The NCP Wiki map seeks to develop connections or bridges across sectors. All of the updates in this post are part of or are in some way connected to the Places map but can be followed to Healthy Communities or to Community Ecology.
It is the resources, available online, found in the New Community Paradigm (NCP) Wiki that are the vehicles for change. The NCP Wiki Map connotes possible paths that could be taken. The posts of this blog are but one rationale or mental model for taken a particular path or using the suggested vehicles, one among many possible.
In the NCP Wiki Places map, the circled Project for Public Spaces is seen as arising from Places and being related to the more general Community Places. (double clicking a circled element opens up wiki page, clicking “On Kumu Wiki Map” at top of a wiki page opens up the map). It is the wiki page Community Places that contains the blog posts, near the bottom of the page, seeking to define the developing NCP mental model for placemaking.
Place as Social and Economic Engine was one of the first wiki bridge pages and an early basis for developing a mental model for NCP as defined by blog posts listed at the bottom of the wiki page. It was so named, again as an extension of the correction to the same erroneous presumption underlying placemaking, that the strata of the geographic community below the businesses, city hall politics and those residents connected with city hall were of secondary value. While in truth, it is the created physical attributes of a place that are the dynamic foundation or engine of the community’s social and economic generation.

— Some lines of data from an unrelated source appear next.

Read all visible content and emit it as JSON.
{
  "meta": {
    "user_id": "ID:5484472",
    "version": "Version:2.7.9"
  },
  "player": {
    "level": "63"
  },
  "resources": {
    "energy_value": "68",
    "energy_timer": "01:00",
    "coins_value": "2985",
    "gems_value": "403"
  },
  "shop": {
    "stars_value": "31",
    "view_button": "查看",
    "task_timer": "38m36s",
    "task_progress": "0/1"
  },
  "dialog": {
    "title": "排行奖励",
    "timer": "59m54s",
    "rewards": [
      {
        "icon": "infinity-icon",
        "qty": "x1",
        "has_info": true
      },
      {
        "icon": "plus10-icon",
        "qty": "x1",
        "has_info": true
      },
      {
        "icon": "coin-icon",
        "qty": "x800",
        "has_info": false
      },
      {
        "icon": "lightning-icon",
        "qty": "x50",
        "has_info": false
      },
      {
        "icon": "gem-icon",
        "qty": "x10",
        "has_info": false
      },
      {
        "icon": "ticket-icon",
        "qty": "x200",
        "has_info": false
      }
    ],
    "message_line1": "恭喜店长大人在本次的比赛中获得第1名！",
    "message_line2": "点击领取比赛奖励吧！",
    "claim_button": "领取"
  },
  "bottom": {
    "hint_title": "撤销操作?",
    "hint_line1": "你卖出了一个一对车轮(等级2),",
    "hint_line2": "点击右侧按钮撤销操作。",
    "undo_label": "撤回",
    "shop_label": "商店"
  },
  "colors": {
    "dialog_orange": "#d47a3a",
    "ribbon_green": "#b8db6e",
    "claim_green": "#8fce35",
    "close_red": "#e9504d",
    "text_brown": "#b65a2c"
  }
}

Place as Social and Economic Engine is the home for Strong Towns, who introduced the newest addition VERDUNITY, a team of civil engineers, planners, and sustainability specialists with expertise in land use planning and zoning, municipal finance, transportation planning and design, stormwater management and green infrastructure implementation, and urban design and placemaking. They started VERDUNITY because they realized that elaborate, expensive infrastructure projects were making things more economically fragile and unsustainable. This was a disruption in their way of thinking, of their mental models. They are now working on changing other people’s mental models of how they think about the way we have been planning and building our cities and neighborhoods. More will be said about VERDUNITY in a future post.
The newest addition to Planning the Urban Landscape is New Urban Mechanics, a network of civic innovation offices that explore how new technology, designs, and policies can strengthen the partnership between residents and government and significantly improve opportunity and experiences for all. It could have arguably been put under Community Change Agencies but personal choice and only personal was that these programs were more closely related to the existing underlying physical, placemaking, and political infrastructure of a community. The related blog posts, again listed at the bottom of the wiki page, provide some perspectives on a past effort in Los Angeles history to redefine the larger urban landscape.
Under the wiki page Healthy Cities is the recent addition of Bridging Health & Community, an extension of the previously listed Creating Health Collaborative which aims to transform how we approach health so that it goes beyond institutional healthcare and public health to include fostering community agency, strengthening the field of practice that bridges those in the health sector and those who foster community agency helping to establish the critical link between a community's ability to make purposeful choices and its health. Being able to measure differences in life expectancy by income across areas and then to identify strategies to improve health outcomes for low-income Americans would be a useful ability. Health Inequality Project uses big data to help accomplish this.
A closer look at the pathway for Places indicates that at under the current New Community Paradigm configuration, Healthy Communities and Places are well integrated together but Community Ecology is somewhat isolated.
There is growing evidence showing that place impacts people’s health on multiple scales. From obesity and chronic disease to depression, social isolation, and increased exposure to environmental toxins and pollutants, the world faces very different health challenges today than it has in the past, and many of these challenges are directly related to how our public spaces are designed and operated.
It could be an important component of the Pathways to Healthy Communities map and naturally be expanded to be encompassed by Community Ecology. How it is used could be determined in a number of different ways depending upon the needs of a particular community.
It is believed though it has not been adequately examined that finding specific potential pathways for the utilization of online resources will greatly help in the development of new community paradigms.